Looks like incredible progress already: https://tests.stockfishchess.org/tests/view/5f2f0ff49081672066536b29
@vondele By the way, it might be useful to ensure the gains persist with SMP and scaling - there are some reported issues that since the hybrid patch, scaling is hurt badly. Any chance to run a 8-core RT?
I wonder if a smaller architecture that's as fast (or faster) than the classic eval has the potential to replace it in unbalanced positions, too.
@ssj100 those reports are very likely small samples only. Right now, it would be a waste of resources to run another SMP. There will hopefully be another wave of patches, and the next RT will be SMP. More importantly, we have an important issue to fix for SMP (https://github.com/official-stockfish/Stockfish/issues/2933), since right now, we (and all other NNUE branches) probably have wrong results (likely with little impact).
Read a previous post I have known @vondele doesn't like the idea of having the option to turn on/off hybrid mode. Reading some forum posts people are still discussing and love to have that option thus they can run some game analyzing and/or do some testing. I think that kind of use/testing may later help SF be stronger since they can get more knowledge anyway. Note that the majority don't know to code or compile SF.
Perhaps we can help them but using some "hidden" options which won't be listed when getting the command "uci", normal people don't know, don't use but if someone really wants they can know and use. Thus we can help people, solve the dilemma when still keeping policy/mainstream.
I don't really understand what it is doing yet, but I noticed that rotate180() really rotates over 180 degrees (^ 0x3f), which seems rather unnatural for chess.

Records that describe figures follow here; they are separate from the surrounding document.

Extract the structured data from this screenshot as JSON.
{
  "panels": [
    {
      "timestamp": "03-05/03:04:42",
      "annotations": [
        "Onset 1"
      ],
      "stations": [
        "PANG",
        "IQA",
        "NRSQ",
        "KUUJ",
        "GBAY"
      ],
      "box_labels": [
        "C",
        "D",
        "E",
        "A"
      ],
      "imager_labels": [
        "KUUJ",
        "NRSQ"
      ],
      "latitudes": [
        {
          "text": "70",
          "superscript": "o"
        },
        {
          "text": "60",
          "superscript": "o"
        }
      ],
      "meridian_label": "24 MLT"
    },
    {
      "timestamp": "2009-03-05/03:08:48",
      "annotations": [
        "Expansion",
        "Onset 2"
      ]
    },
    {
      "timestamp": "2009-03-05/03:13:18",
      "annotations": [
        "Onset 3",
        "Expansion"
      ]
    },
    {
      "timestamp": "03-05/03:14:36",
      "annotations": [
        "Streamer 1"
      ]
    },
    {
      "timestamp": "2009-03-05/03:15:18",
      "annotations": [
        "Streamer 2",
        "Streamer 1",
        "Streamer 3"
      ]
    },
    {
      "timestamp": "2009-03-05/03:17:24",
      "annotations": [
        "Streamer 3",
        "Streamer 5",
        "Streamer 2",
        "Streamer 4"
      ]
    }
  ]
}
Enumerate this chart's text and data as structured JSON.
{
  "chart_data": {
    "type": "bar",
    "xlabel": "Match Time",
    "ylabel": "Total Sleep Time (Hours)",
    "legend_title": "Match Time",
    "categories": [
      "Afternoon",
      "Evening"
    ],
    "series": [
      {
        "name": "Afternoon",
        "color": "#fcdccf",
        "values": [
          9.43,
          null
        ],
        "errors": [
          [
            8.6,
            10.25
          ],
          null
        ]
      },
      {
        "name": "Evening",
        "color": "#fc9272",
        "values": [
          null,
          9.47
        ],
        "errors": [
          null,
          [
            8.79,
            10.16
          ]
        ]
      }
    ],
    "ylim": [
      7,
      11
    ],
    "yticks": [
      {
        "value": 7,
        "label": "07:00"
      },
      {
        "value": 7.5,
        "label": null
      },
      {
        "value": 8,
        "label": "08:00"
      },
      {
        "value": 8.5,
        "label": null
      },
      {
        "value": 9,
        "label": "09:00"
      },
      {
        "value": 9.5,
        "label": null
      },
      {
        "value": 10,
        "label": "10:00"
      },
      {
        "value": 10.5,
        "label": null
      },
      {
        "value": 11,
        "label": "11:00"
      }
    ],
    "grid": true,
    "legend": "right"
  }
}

(This may have to do with castling rights still not being taken into account by the NN? Or am I mistaken there.)
On an entirely different note, how will patches to the classic eval now be tested? If in the NNUE/hybrid mode, then I would expect basically any patch that speeds up the classic eval (by removing feautures) to pass (and to actually gain Elo, at the cost of classic mode).
Classical eval patches will be tested with 'NNUE false', we'd like to keep it in good shape.
castling right are not yet taken into account, but there are extensions of the network architecture that do take it into account. Testing those architectures is for the (near?) future, once we have some experience with the current setup and it is stable.
I haven't checked the role of rotate180 yet.
I suspect that the 180 degree rotation might come from the fact that shogi has a point symmetric starting position, so if there is no other reason for that choice I would agree that reflecting the axial symmetry of the chess starting position in that transformation would make sense.
3 Ltc Tests passing with new net. Lowering hybrid threshold and adding new term and raising hybrid threshold. Raising threshold should be good at vltc where speedup isn't as important. With new net it might not have pawn blindspot anymore?
Can someone make a branch that loads two different nets for a good base for these type of experiments?
The question is not quite clear to me.
Note that this patch https://github.com/Vizvezdenec/Stockfish/compare/add890a10b...5129aab83a almost certainly also increases the hybrid threshold on average. You can use dbg_mean_of(foo);
in the code to see the average value of a term, during a bench.
I'll create this new issue to track new ideas and channel early questions.